The most important legal question in DPC is whether your state has passed a DPC enabling statute. These laws explicitly declare that DPC agreements are NOT insurance contracts, which protects you from being regulated as an insurance company by your state's Department of Insurance.
As of 2025, approximately 37 states have enacted DPC legislation. The specifics vary: - Some states define DPC broadly (any direct agreement for primary care services) - Some limit DPC to specific provider types (physicians, NPs, PAs) - Some cap the monthly fee (e.g., Missouri caps at $150/month) - Some require specific disclosures in the DPC agreement - Some explicitly allow or prohibit DPC for Medicaid/Medicare populations
States WITHOUT DPC legislation can still support DPC practices — the absence of a law doesn't make DPC illegal. It just means there's less regulatory clarity. In these states, it's especially important to structure your membership agreement carefully (with a healthcare attorney) to avoid any appearance of selling insurance.

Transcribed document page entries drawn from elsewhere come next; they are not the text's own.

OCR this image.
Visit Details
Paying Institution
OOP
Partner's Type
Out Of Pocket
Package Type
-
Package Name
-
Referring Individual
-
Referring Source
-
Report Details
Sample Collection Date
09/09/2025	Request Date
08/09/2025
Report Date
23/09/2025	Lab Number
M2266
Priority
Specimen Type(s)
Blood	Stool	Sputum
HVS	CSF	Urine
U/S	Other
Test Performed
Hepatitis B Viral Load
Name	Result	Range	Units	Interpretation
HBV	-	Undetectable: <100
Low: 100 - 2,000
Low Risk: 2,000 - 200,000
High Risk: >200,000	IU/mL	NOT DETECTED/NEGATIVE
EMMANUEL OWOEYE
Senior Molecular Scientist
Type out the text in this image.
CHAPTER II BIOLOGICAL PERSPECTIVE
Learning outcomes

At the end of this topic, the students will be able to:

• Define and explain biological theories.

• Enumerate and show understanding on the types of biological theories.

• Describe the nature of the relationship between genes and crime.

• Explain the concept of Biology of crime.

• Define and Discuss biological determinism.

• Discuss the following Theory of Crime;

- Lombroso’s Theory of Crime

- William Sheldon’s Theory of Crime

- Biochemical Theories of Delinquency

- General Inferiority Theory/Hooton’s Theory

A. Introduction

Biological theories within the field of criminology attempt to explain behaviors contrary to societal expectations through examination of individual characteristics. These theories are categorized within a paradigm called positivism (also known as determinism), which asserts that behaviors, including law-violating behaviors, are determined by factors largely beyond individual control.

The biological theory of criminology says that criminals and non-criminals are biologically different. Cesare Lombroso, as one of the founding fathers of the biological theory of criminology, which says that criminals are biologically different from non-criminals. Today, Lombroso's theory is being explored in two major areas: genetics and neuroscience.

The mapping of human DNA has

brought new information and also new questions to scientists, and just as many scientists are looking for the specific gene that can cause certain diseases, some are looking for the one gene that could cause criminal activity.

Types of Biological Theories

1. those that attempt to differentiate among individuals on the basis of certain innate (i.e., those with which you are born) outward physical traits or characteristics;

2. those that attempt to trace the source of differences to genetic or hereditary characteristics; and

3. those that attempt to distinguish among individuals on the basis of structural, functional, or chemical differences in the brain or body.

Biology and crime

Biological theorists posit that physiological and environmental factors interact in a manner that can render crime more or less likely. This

Critical state-specific issues to research: 1. Does your state have a DPC enabling statute? 2. Does the law cover your provider type (MD, DO, NP, PA)? 3. Are there fee caps or disclosure requirements? 4. What does your state medical board say about DPC? 5. Does your state allow DPC practices to also bill insurance for some services (hybrid)? 6. Corporate practice of medicine (CPOM) laws — can non-physicians own or invest in your DPC practice?